One of the principal avenues for cooperation as been through Official Development Assistance (ODA). Last July we set up the New Zealand Agency for International development - NZAID - to give greater focus and increase the effectiveness of our ODA programs. NZAID has a central focus on direct and indirect ways of helping to eliminate poverty and a core focus on the Pacific region.

Early European explorers in the region reported back that they had found paradise in the Pacific. In many respects the Pacific is a place blessed by its beauty and climate. But the meaning of the word Pacific belies some underlying tensions and problems that cannot be ignored. These include ethnic tensions, land issues, disparities in economic development and corruption and failures of governance. All constitute threats to security and stability in the region, and some of these factors are in evidence in a number of Pacific countries. But even in the midst of struggles there is light as well as dark.

The conflict in Bougainville was one of the darkest chapters in Pacific history but after five years of peacekeeping and negotiations the peace process is firmly established. The collection of weapons should soon reach the point at which the UN Ambassador on Bougainville can declare that the ex-combatants have substantially complied with the terms of the Bougainville Peace Agreement and Stage II of weapons collection is complete. That declaration will open the door to consultations on a constitution for Bougainville and preparations for the election of an autonomous Bougainville government.

All of us today must however be concerned at the plight of the government and people of Solomon Islands. Despite the efforts of the former International Peace Monitoring Team and the ongoing efforts of the indigenous National Peace Council and other civil society organisations, law and order and personal security - particularly on Guadalcanal and Malaita - are precarious. The situation sank to a low ebb a few weeks ago with the cold-blooded assassination of former Police Commissioner Sir Fred Soaki by a police officer.

The rule of the gun operates in Solomon Islands at present. The Government cannot rely on the police for protection and is subject to intimidation and extortion. Leadership for change must come from within the Solomons itself, but friends and neighbours must play a role encouraging and facilitating the changes needed to draw it back from the brink of financial and political collapse.

In closing I want to return to the question of how New Zealand can further engage with the region. Last year Mike Powles put forward a proposal for the establishment of a Pacific Foundation in New Zealand, an idea also promoted in the Labour Party's 2002 election manifesto. I'm pleased to announce today that a Pacific Cooperation Foundation has been established with government funding initially of $675,000 a year. The purpose of the Foundation is to increase cooperation between New Zealand and our Pacific neighbours through media, cultural and public affairs programmes, through projects that would benefit New Zealand and Pacific Island businesses, through academic excellence in Pacific issues and through an exchange of views and information about Pacific and New Zealand issues.

The foundation, we hope, will become a centre for information and a forum for the exchange of views about issues affecting New Zealand and the Pacific. It will promote and assist activities that increase mutual understanding and constructive linkages between New Zealanders and Pacific people.

Those goals neatly encapsulate New Zealand's wider aspirations with regard to our region.

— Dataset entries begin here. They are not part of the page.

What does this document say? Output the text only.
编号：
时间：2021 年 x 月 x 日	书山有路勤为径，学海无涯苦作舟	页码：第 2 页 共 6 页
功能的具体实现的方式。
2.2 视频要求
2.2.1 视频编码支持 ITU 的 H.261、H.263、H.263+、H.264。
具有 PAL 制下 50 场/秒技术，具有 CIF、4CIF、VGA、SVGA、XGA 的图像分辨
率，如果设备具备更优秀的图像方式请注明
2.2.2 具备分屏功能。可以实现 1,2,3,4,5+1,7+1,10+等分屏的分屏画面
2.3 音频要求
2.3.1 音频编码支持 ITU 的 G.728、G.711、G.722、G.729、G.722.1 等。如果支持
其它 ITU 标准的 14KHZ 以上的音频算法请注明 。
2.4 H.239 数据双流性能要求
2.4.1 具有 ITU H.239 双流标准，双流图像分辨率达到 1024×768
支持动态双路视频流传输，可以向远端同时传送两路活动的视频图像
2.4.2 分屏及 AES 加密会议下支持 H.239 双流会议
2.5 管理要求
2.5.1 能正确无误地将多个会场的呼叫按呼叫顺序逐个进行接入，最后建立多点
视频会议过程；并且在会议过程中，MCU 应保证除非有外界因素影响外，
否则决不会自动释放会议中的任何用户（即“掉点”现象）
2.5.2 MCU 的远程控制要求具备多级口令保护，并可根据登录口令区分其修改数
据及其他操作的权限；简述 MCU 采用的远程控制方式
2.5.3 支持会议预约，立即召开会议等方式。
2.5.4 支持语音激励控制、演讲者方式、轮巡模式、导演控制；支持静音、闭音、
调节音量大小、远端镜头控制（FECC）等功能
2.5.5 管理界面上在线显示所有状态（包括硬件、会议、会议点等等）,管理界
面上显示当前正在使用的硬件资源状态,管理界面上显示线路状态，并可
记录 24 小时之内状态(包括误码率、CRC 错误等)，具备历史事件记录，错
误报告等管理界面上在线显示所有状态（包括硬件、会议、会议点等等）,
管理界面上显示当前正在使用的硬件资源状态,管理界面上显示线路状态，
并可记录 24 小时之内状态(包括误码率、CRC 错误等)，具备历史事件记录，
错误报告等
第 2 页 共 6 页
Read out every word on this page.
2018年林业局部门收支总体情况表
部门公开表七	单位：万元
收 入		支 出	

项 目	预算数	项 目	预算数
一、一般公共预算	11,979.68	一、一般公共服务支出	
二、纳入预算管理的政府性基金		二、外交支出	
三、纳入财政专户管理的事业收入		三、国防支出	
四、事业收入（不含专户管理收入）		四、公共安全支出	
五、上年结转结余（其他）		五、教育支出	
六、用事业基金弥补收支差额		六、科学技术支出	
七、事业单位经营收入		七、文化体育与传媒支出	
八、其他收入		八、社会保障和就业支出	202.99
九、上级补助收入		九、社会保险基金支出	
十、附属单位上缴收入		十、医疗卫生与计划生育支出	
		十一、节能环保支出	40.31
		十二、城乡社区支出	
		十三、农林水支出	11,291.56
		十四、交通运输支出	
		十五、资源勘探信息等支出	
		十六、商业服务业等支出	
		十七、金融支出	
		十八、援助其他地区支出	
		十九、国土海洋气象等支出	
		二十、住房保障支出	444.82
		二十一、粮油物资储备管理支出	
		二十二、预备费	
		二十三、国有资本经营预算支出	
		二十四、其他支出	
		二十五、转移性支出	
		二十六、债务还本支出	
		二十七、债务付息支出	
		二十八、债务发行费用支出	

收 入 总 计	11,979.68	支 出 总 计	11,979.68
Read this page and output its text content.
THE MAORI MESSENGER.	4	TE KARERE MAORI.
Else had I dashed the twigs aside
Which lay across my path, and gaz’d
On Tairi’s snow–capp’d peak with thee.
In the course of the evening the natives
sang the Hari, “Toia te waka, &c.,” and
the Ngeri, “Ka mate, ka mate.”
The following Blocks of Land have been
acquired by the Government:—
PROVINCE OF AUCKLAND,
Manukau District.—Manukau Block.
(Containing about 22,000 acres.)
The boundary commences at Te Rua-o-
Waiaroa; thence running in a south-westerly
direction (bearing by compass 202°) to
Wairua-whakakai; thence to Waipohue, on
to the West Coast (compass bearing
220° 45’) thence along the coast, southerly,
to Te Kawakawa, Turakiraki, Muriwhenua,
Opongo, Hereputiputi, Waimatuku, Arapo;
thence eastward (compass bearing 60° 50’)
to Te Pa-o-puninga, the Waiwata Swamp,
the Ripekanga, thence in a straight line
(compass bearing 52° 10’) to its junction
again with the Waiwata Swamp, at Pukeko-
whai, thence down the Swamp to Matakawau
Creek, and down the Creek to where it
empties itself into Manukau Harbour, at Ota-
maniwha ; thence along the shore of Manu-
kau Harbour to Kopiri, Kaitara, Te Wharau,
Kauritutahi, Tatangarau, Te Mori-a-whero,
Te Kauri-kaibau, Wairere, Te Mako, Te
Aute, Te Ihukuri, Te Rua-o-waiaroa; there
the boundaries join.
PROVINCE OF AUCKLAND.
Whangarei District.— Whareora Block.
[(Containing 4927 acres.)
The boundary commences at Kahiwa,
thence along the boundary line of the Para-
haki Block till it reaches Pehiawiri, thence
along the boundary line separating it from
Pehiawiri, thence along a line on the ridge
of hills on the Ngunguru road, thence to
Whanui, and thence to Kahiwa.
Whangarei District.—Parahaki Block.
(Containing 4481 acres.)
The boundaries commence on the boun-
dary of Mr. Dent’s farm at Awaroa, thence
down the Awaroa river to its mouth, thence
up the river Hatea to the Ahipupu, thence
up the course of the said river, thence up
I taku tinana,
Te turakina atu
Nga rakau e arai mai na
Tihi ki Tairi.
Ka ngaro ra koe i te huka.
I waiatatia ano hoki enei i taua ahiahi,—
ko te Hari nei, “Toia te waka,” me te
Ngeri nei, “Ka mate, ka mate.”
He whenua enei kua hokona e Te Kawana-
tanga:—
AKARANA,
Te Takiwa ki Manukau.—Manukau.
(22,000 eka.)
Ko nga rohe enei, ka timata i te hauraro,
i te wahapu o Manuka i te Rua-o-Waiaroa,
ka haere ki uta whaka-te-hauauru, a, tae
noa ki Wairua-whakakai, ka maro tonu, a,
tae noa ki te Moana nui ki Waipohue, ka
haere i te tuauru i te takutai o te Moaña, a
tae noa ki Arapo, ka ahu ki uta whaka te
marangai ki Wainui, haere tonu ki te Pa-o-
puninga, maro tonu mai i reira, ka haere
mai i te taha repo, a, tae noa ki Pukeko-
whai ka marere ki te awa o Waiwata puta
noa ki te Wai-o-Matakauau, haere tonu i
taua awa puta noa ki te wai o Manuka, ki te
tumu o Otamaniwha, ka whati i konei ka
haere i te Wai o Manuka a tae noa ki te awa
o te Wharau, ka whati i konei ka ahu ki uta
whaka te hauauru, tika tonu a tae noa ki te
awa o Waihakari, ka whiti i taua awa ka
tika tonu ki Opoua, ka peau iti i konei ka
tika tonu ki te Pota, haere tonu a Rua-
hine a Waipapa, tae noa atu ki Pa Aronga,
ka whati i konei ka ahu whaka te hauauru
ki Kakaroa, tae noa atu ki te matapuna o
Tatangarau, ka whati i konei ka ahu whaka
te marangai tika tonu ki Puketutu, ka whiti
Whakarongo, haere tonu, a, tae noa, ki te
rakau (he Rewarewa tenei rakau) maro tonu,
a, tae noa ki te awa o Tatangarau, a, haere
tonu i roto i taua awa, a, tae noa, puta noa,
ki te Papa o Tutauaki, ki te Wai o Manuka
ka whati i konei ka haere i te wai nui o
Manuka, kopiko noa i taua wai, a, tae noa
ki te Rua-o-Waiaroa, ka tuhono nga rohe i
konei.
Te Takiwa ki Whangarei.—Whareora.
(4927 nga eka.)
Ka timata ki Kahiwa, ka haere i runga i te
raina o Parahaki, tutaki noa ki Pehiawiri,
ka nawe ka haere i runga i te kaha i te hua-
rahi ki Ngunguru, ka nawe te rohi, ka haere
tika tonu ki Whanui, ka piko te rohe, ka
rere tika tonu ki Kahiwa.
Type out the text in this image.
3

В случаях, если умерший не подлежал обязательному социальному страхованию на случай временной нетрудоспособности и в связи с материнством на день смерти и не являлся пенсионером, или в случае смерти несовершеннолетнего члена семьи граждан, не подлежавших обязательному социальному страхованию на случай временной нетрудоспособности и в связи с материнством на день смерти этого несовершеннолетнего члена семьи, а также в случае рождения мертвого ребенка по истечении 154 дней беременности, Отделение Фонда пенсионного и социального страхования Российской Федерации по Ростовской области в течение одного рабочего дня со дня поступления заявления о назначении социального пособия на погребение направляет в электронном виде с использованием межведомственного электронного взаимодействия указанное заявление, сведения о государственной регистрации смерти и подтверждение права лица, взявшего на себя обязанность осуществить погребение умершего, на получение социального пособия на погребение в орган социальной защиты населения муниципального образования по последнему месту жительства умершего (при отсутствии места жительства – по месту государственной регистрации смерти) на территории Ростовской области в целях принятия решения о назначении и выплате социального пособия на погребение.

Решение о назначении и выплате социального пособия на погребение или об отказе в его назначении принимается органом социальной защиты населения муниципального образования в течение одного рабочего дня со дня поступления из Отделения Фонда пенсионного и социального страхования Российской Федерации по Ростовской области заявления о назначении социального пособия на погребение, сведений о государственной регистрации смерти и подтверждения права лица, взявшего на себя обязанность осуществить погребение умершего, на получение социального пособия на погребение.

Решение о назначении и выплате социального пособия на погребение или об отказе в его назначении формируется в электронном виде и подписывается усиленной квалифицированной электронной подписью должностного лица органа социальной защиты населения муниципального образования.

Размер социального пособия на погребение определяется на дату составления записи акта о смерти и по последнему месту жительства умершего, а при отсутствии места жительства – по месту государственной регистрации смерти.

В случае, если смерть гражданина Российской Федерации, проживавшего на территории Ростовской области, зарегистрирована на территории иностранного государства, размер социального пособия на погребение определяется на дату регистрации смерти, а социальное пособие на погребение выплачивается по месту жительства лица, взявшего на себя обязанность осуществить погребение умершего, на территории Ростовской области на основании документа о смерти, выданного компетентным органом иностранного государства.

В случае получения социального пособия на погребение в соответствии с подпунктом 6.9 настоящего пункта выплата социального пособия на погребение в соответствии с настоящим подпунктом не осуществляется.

We are here today on the campus of the University of the South Pacific. New Zealand has supported USP from its beginnings in the 1960s and we will continue to do so. Indeed, my colleague Marian Hobbs has today met with Vice Chancellor Siwatibau to discuss how we can make our support more sustainable and strategic. I congratulate you, Siwa, on your leadership of this university and on your determination to ensure its relevance to the challenges facing the modern Pacific, including in establishing the important new Institute for Development and Governance.

Thank you for participating in this occasion this evening. I look forward to your questions and comments.